Stuff roasted squash with a sweet-savory combination of ground turkey, sage, apples, cranberries, and pecans for the ultimate holiday side dish.
These butternut squash boats would make a beautiful and festive addition to your holiday table, but you can also enjoy them as a fun weeknight dinner! Brown the turkey and other fillings on the stovetop while the squash roasts, then fill them up, broil for a few minutes, and serve!
Many stuffed butternut squash recipes out there use sausage, which is often made with added salt and preservatives. To keep things Paleo, we used ground turkey and seasoned it with garlic, onions, fresh herbs, spicy red pepper, and fennel seeds to create a similar taste profile.
To balance out the savory flavors, we added diced apples and dried cranberries to the mix. We finished the filling with baby spinach, which works great because it wilts quickly. Feel free to roughly chop the spinach if you want smaller pieces, or even substitute with kale—just be sure to cook a few minutes longer so it gets nice and tender.

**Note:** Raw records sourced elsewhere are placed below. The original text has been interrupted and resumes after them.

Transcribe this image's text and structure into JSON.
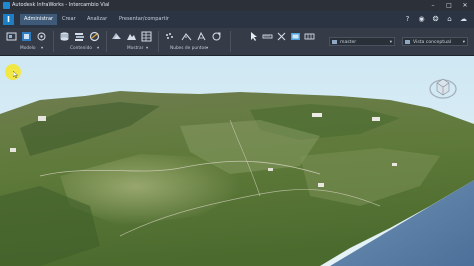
{
  "window": {
    "title": "Autodesk InfraWorks - Intercambio Vial",
    "controls": [
      "minimize-icon",
      "maximize-icon",
      "close-icon"
    ]
  },
  "ribbon": {
    "app_button_label": "I",
    "tabs": [
      {
        "label": "Administrar",
        "active": true
      },
      {
        "label": "Crear",
        "active": false
      },
      {
        "label": "Analizar",
        "active": false
      },
      {
        "label": "Presentar/compartir",
        "active": false
      }
    ],
    "quick_icons": [
      "help-icon",
      "user-icon",
      "settings-icon",
      "notifications-icon",
      "cloud-icon"
    ],
    "groups": {
      "modelo": "Modelo",
      "contenido": "Contenido",
      "mostrar": "Mostrar",
      "nubes": "Nubes de puntos"
    },
    "proposal_select": "master",
    "visual_style_select": "Vista conceptual"
  },
  "viewport": {
    "sky_top": "#cfe8f3",
    "sky_bottom": "#e6f2f6",
    "terrain_dark": "#3c5a2a",
    "terrain_light": "#95a86a",
    "water": "#5b7fa6",
    "cursor_highlight": "#f7e526"
  }
}
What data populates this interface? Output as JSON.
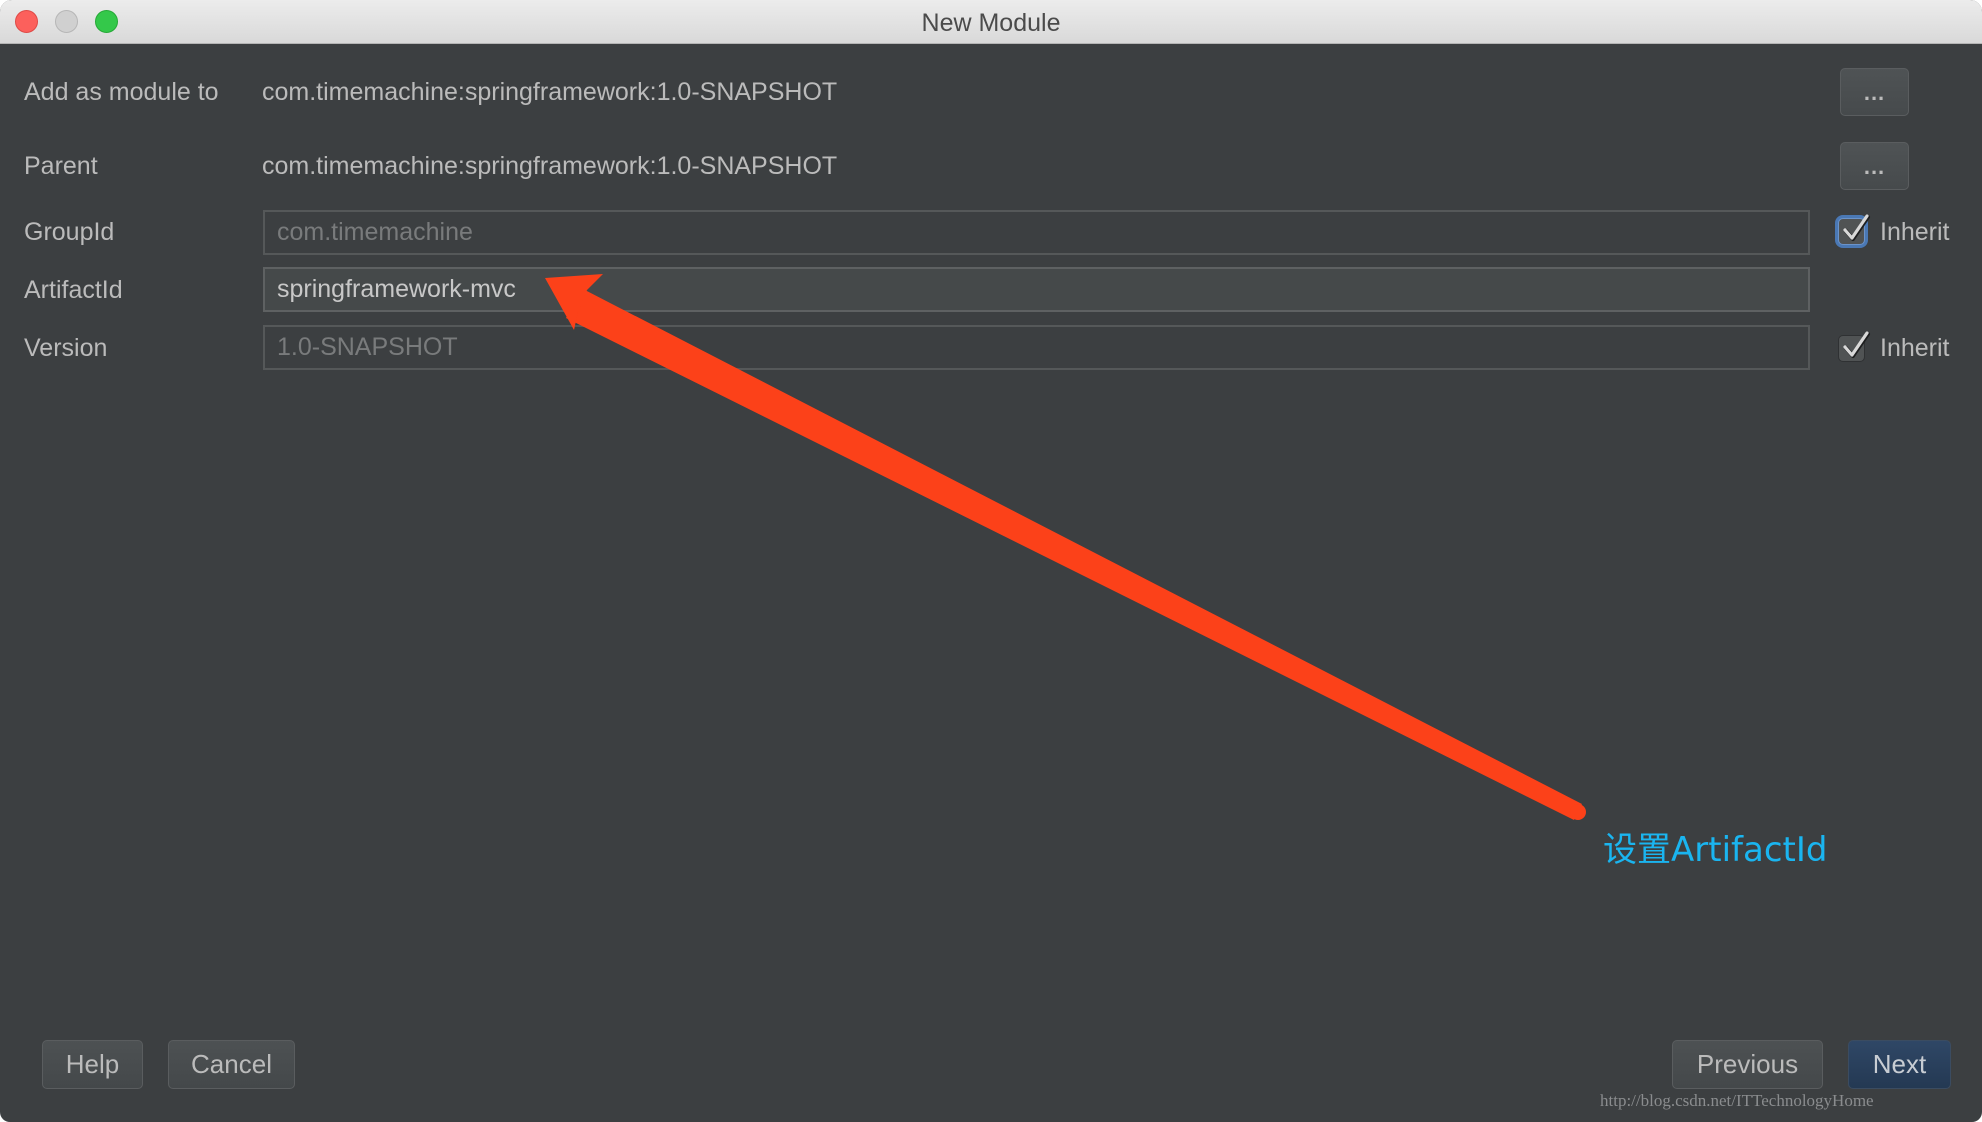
{
  "window": {
    "title": "New Module",
    "controls": [
      "close",
      "minimize",
      "maximize"
    ]
  },
  "form": {
    "add_as_module_to": {
      "label": "Add as module to",
      "value": "com.timemachine:springframework:1.0-SNAPSHOT",
      "browse_label": "..."
    },
    "parent": {
      "label": "Parent",
      "value": "com.timemachine:springframework:1.0-SNAPSHOT",
      "browse_label": "..."
    },
    "group_id": {
      "label": "GroupId",
      "value": "com.timemachine",
      "enabled": false,
      "inherit_label": "Inherit",
      "inherit_checked": true
    },
    "artifact_id": {
      "label": "ArtifactId",
      "value": "springframework-mvc",
      "enabled": true
    },
    "version": {
      "label": "Version",
      "value": "1.0-SNAPSHOT",
      "enabled": false,
      "inherit_label": "Inherit",
      "inherit_checked": true
    }
  },
  "footer": {
    "help_label": "Help",
    "cancel_label": "Cancel",
    "previous_label": "Previous",
    "next_label": "Next"
  },
  "annotation": {
    "text": "设置ArtifactId",
    "arrow_color": "#fc4119",
    "text_color": "#1ab5f0"
  },
  "watermark": "http://blog.csdn.net/ITTechnologyHome"
}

When your butternut squash halves are done roasting, scoop out the insides and leave just enough room to hold the “boats” together. Save the squash you scooped out for other recipes, like this cauliflower risotto or this Thanksgiving stuffing!
Once you fill the squash evenly with the stuffing, transfer them back to the oven, set to broil and cook a few more minutes, or until bubbly. Serve with more fresh herbs, and enjoy!
Tip: Want to sneak in more veggies? Mushrooms, chopped Brussels sprouts, or even riced cauliflower would all make delicious additions to the filling.